I joined the ranks of the few to sleep on The Skerries and experience day and night on this special island in 2016. My role was to film the life of the birds on the island, it is an experience that will stay with me forever. Over 2 years I would go out on the ‘food’ run where we would drop of supplies for the wardens and I would get an hour or 2 to film. At the end of the project I spent 3 nights on the island collecting more footage. You feel the rhythm of the life there. If the Terns think something might attack them or their chicks they all lift from their nests or resting spots and fly around in a massive flock. Causing us all to look up at the danger. The noise of thousands of seabirds doesn’t rest at night! The wardens jobs are tough, in all weathers they are outside. Once most of the birds have laid eggs in the colony the terns become aggressive, they will fly at your head pecking you and pooing on you. I don’t blame them they are doing their best to protect their chicks. On one of my early visits one cut me on my hair line and blood trickled down my forehead! Den told me to get a wax coated hat as the bird can’t pierce it and it doesn’t hurt the bird. How do you know if the birds have done ‘well’? The wardens count how many eggs are in each nest, we then know if the flock has enough chicks to survive the winter and how many pairs we have. The number of times chicks are fed helps to, it shows how much food is about. They talk to visitors to the island asking them not to walk through the colony as the tiny chicks and eggs are very well camouflaged. They also put out little wooden boxes they have made to act as shelters for the chicks on stormy days.

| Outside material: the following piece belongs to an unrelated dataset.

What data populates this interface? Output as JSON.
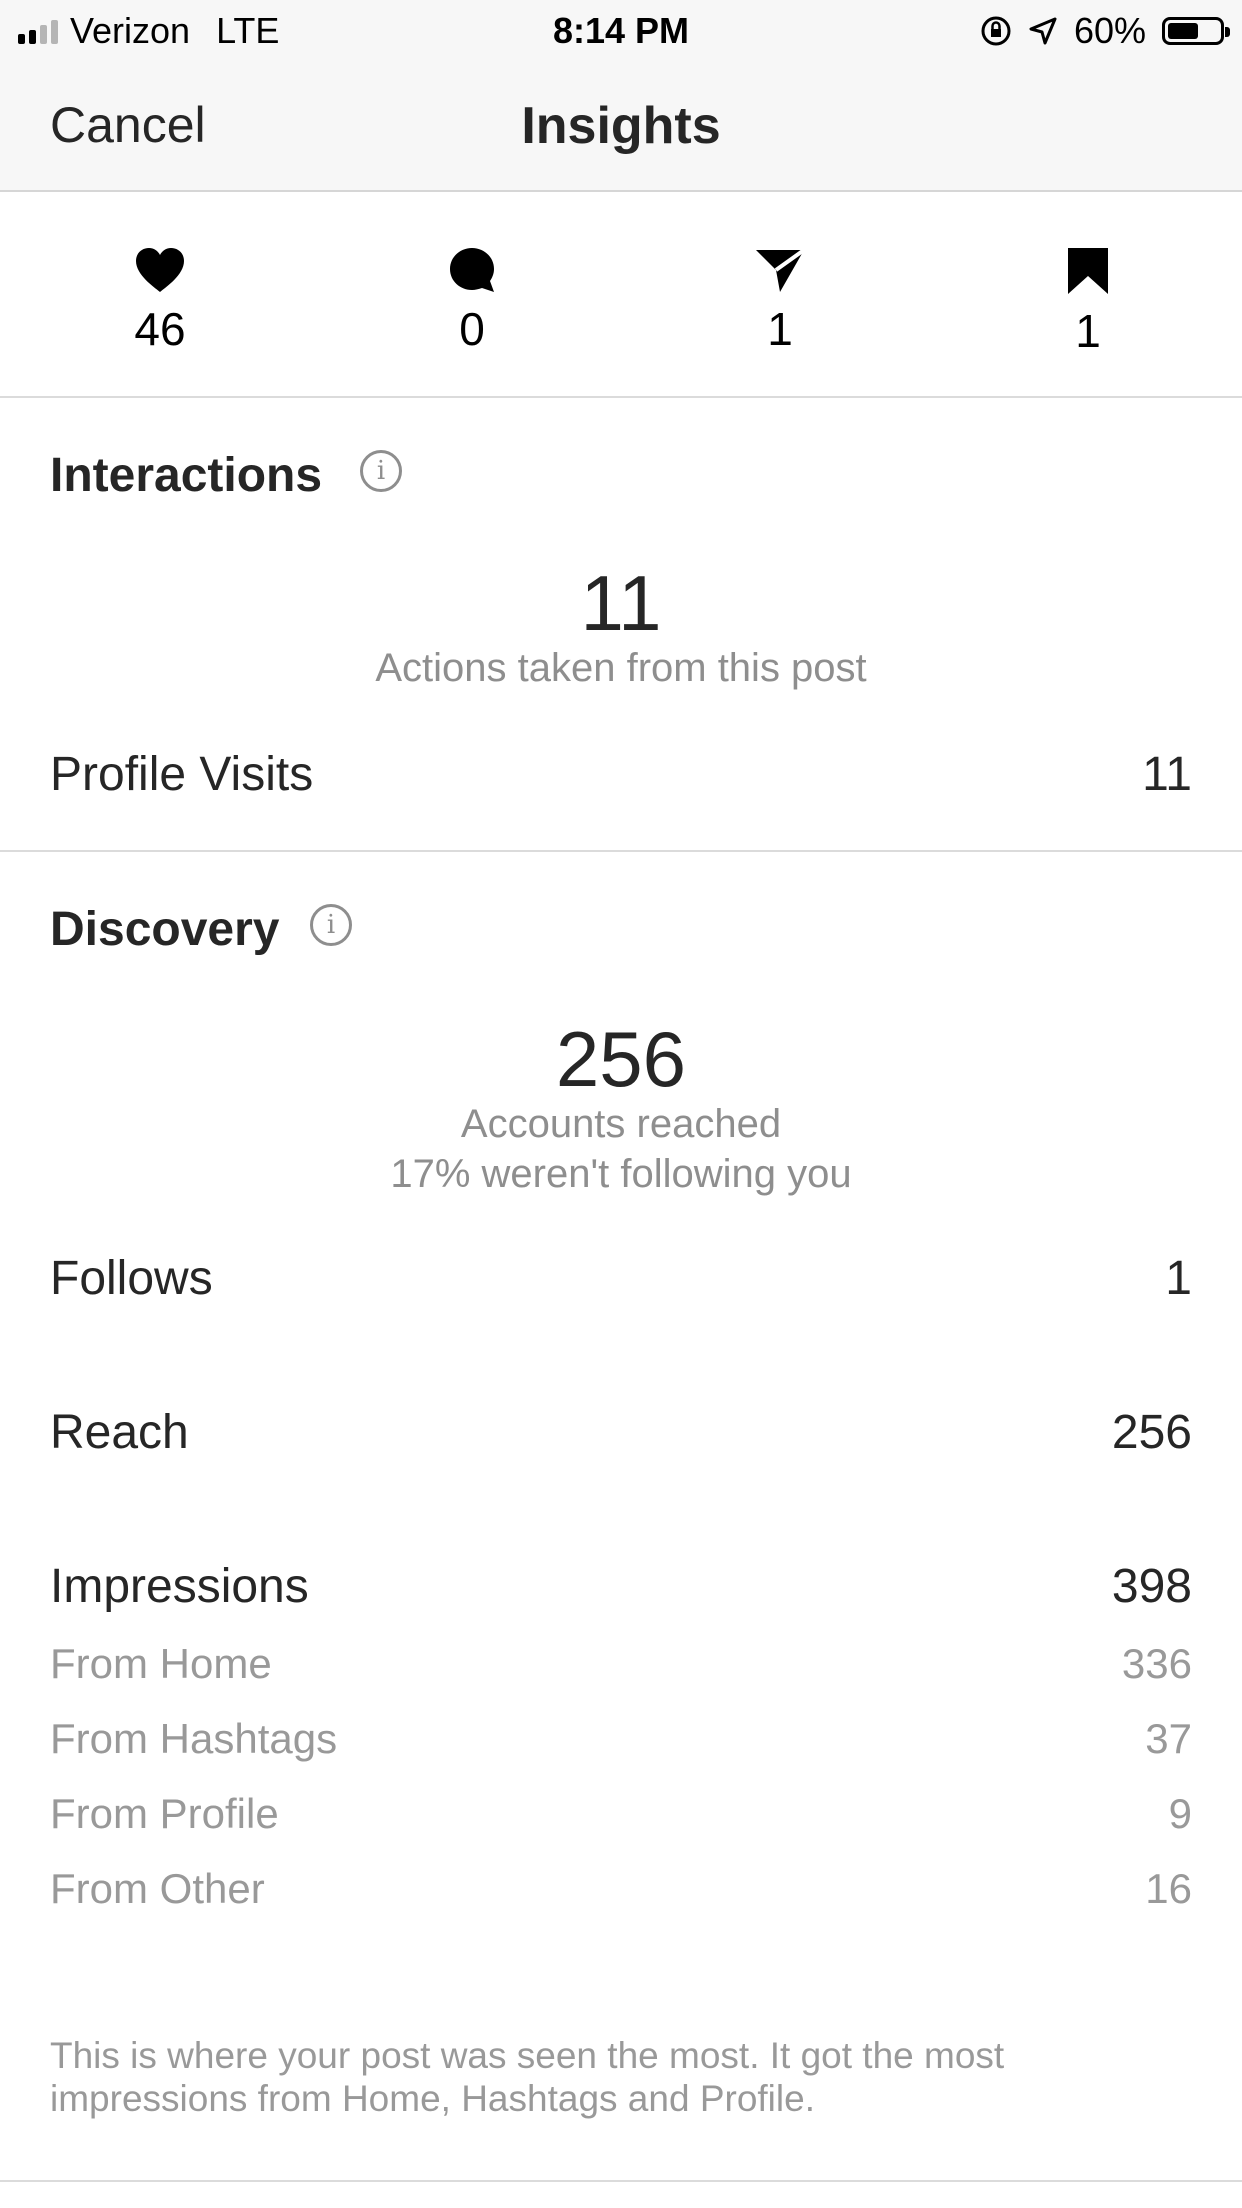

Ian Hawkins who is responsible for managing The Skerries called us and asked if we could help him with the boxes this year as there are no residential wardens. His son Sam would be joining us as he has been a warden covering the other wardens holidays on The Skerries. The RSPB have permission from the government to do this work as the tern colony has national importance. Den is very seasoned at this and I have helped a bit in the past. We both jumped at the chance to go back to The Skerries! The task was to move 500 small wooden shelters across the island near to nest sites without standing on camouflaged eggs and place a rock on each box to anchor them down. Ian and his son Sam met us at the port and Gareth took us out on his new Spindrift rib. The journey out is always cold, lots of jumpers and sometimes waterproofs. We arrived to a Peregrine eating a tern! Nature is beautiful and cruel to watch at times. The seals sang in the distance and the Terns swooped around unsure about the latest Peregrine attack and our arrival. They soon settled into our presence as we had scared off the peregrine just by being there. The terns weren’t aggressive either so we assumed there can’t be many eggs which is a little later than usual. Social distancing was adhered to traveling over, Ian’s son lives with him so they were able to sit together on the boat. Ian emptied the shed, Denise wheel barrowed boxes to the Helipad and I scattered them about. Sam placed boxes from the shed around the island. Great team work by all and we managed the task in 2 hours! It was hot and beautiful. Over the years the wardens have painted fun designs on some of the boxes. Only a handful of eggs have been laid and no sign of the amazing Roseate terns but we didn’t have long as we needed to head back on the tide. We hope to return in a few weeks and will update you all then.